When $a_n = z^n$, the generalized shift operator acting on a function analytic at $x=0$ and $x=1$, gives the Taylor series of the function about those points:

$f(z)= e^{zD}|_{x=0}f(x) = e^{(z-1)D}|_{x=1}f(x),$

which will evaluate the same at a point as long as the two circles of convergence overlap at that point, i.e., when both series are convergent at that point.

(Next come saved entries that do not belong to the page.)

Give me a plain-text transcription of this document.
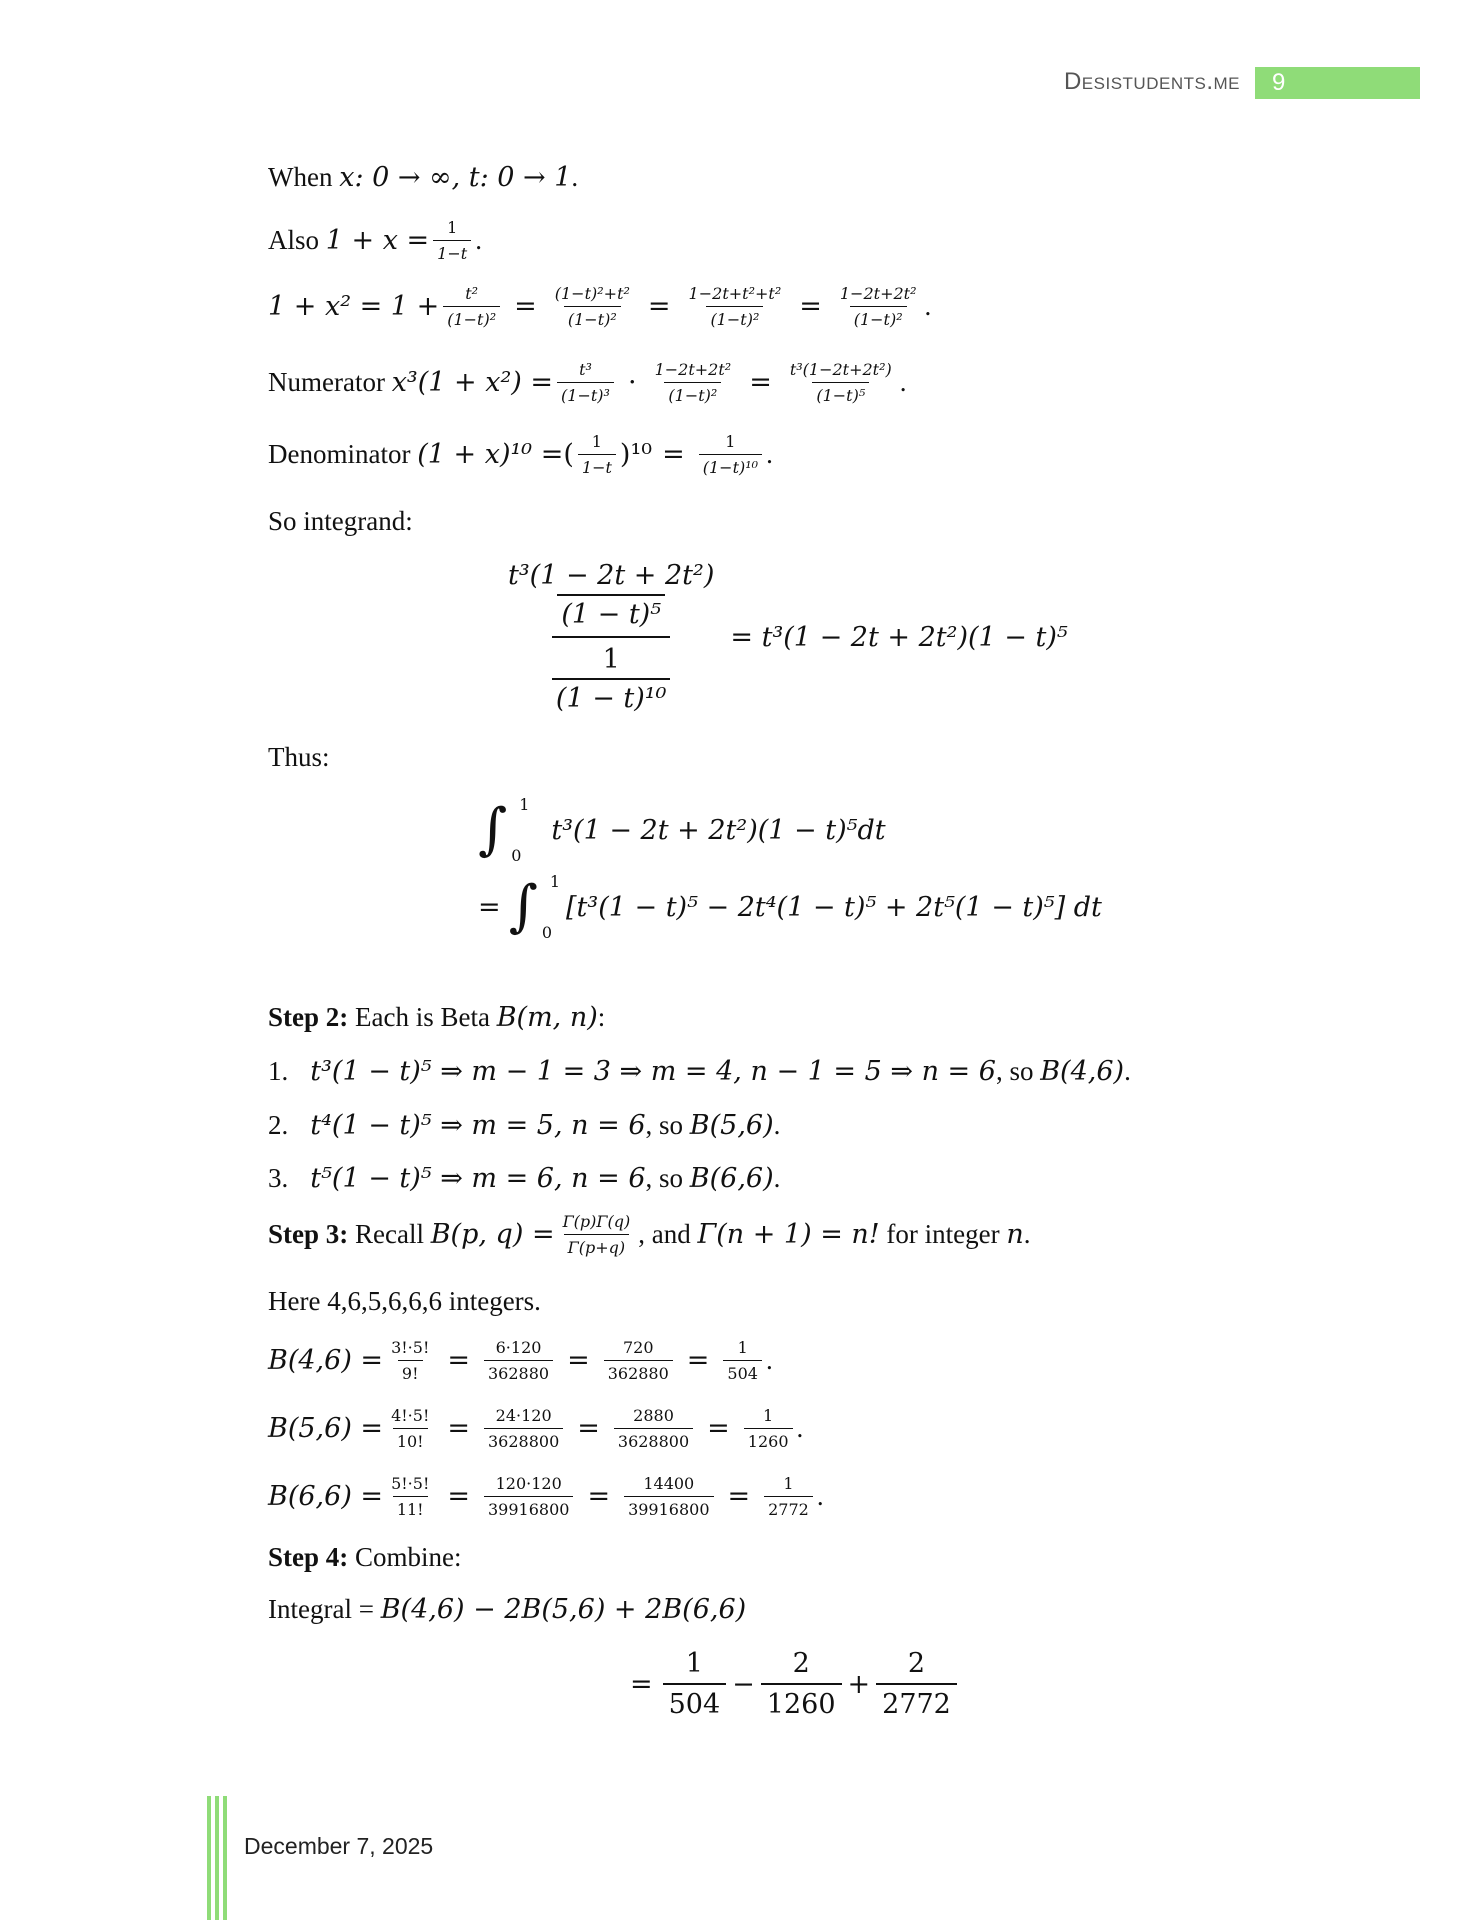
Desistudents.me	9
When
x: 0 → ∞, t: 0 → 1 .
Also
$1 + x = \frac{1}{1-t}$ .
$1 + x^2 = 1 + \frac{\text{t²}}{\text{(1−t)²}} = \frac{\text{(1−t)²+t²}}{\text{(1−t)²}} = \frac{\text{1−2t+t²+t²}}{\text{(1−t)²}} = \frac{\text{1−2t+2t²}}{\text{(1−t)²}}$ .
Numerator
$x^3(1 + x^2) = \frac{\text{t³}}{\text{(1−t)³}} \cdot \frac{\text{1−2t+2t²}}{\text{(1−t)²}} = \frac{\text{t³(1−2t+2t²)}}{\text{(1−t)⁵}}$ .
Denominator
(1 + x)¹⁰ = ( $\frac{1}{1-t}$ ) $^{10} = \frac{1}{\text{(1−t)¹⁰}}$ .
So integrand:
$\frac{\frac{\text{t³(1 − 2t + 2t²)}}{\text{(1 − t)⁵}}}{\frac{1}{\text{(1 − t)¹⁰}}} = t^3(1 - 2t + 2t^2)(1 - t)^5$
Thus:
∫ 1
0
t³(1 − 2t + 2t²)(1 − t)⁵dt
= ∫ 1
0
[t³(1 − t)⁵ − 2t⁴(1 − t)⁵ + 2t⁵(1 − t)⁵] dt
Step 2:
Each is Beta
B(m, n) :
1. t³(1 − t)⁵ ⇒ m − 1 = 3 ⇒ m = 4, n − 1 = 5 ⇒ n = 6 , so
B(4,6) .
2. t⁴(1 − t)⁵ ⇒ m = 5, n = 6 , so
B(5,6) .
3. t⁵(1 − t)⁵ ⇒ m = 6, n = 6 , so
B(6,6) .
Step 3:
Recall
B(p, $q) = \frac{\Gamma(p)\Gamma(q)}{\Gamma(p+q)}$ , and
Γ(n + 1) = n!
for integer
n .
Here 4,6,5,6,6,6 integers.
$B(4,6) = \frac{3!\cdot 5!}{9!} = \frac{6\cdot 120}{362880} = \frac{720}{362880} = \frac{1}{504}$ .
$B(5,6) = \frac{4!\cdot 5!}{10!} = \frac{24\cdot 120}{3628800} = \frac{2880}{3628800} = \frac{1}{1260}$ .
$B(6,6) = \frac{5!\cdot 5!}{11!} = \frac{120\cdot 120}{39916800} = \frac{14400}{39916800} = \frac{1}{2772}$ .
Step 4:
Combine:
Integral =
B(4,6) − 2B(5,6) + 2B(6,6)
= $\frac{1}{504} - \frac{2}{1260} + \frac{2}{2772}$
December 7, 2025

A particularly enlightening example is $f(x)=x^s$ for $s$ non-integral. Then $T_{x=0,a.}= e^{a.D}|_{x=0}$ gives divergent derivatives at some order, but

$T_{x=1,a.-1}x^s = e^{-(1-a.)D}|_{x=1}x^s = \sum_{k \ge 0} (-1)^k \binom{s}{k} \sum_{j=0}^{k} (-1)^k \binom{k}{j} a_j$

$= (1-(1-a.))^s = (a.)^s=a_s,$

a finite difference interpolation that can be taken as the value of $a_s$ when convergent. Note that $s= n$, a positive integer, gives results consistent with the prior discussion. As a sanity check, try $s=1/2$ and $a_n = (1/2)^n.$

This result is also consistent with formal interpolation via the Mellin Transform:

$\int_0^\infty \frac{x^{s-1}}{(s-1)!}e^{-a.x}dx = a.^{-s}= a_{-s}= \int_0^\infty \frac{x^{s-1}}{(s-1)!}e^{-x}e^{(1-a.)x}dx$

$= \sum_{n \ge 0} (1-a.)^n \int_0^\infty \binom{s+n-1}{n} \frac{x^{s+n-1}}{(s+n-1)!} e^{-x}dx= \sum_{n \ge 0}(-1)^n \binom{-s}{n} (1-a.)^n$

$= (1-(1-a.))^{-s}.$

A similar duality of differential ops involving the binomial transform exists for umbral scaling op reps

$S_{a.}x^n = e^{a.\widehat{xD}_{x=0}} x^n = (a.x)^n=a_nx^n=e^{-(1-a.)\widehat{xD}_x}x^n=(1-(1-a.))^nx^n,$

where $\widehat{xD}^n = x^nD^n.$

Acting on the exponential, we obtain the binomial transform for an exponential generating function (e.g.f.):

$e^{a.\widehat{xD}_{x=0}} e^x = e^{a.x} = e^{-(1-a.)\widehat{xD}_x}e^x =e^x e^{-(1-a.)x}.$

Taking the Borel-Laplace transform of the two equivalent e.g.f.s generates the analogous binomial transform for the corresponding ordinary generating functions (o.g.f.s):

$\int_0^\infty \frac{1}{p} e^{-\frac{x}{p}} e^{a.x}dx = \sum_{n \ge 0} a_n p^n=\frac{1}{1-a.p}$

$= \int_0^\infty \frac{1}{p} e^{-\frac{x}{p}} e^{-x} e^{(1+a.)x}dx = \frac{1}{p+1}\sum_{n \ge 0} (1+a.)^n (\frac{p}{p+1})^n=\frac{1}{p+1}\frac{1}{1-(1+a.)\frac{p}{p+1}}= \frac{1}{1-a.p}$

In contrast to the binomial transformation of the e.g.f.s, for which both expressions are convergent or divergent together, one of the expressions for the o.g.f. may be divergent while another is convergent.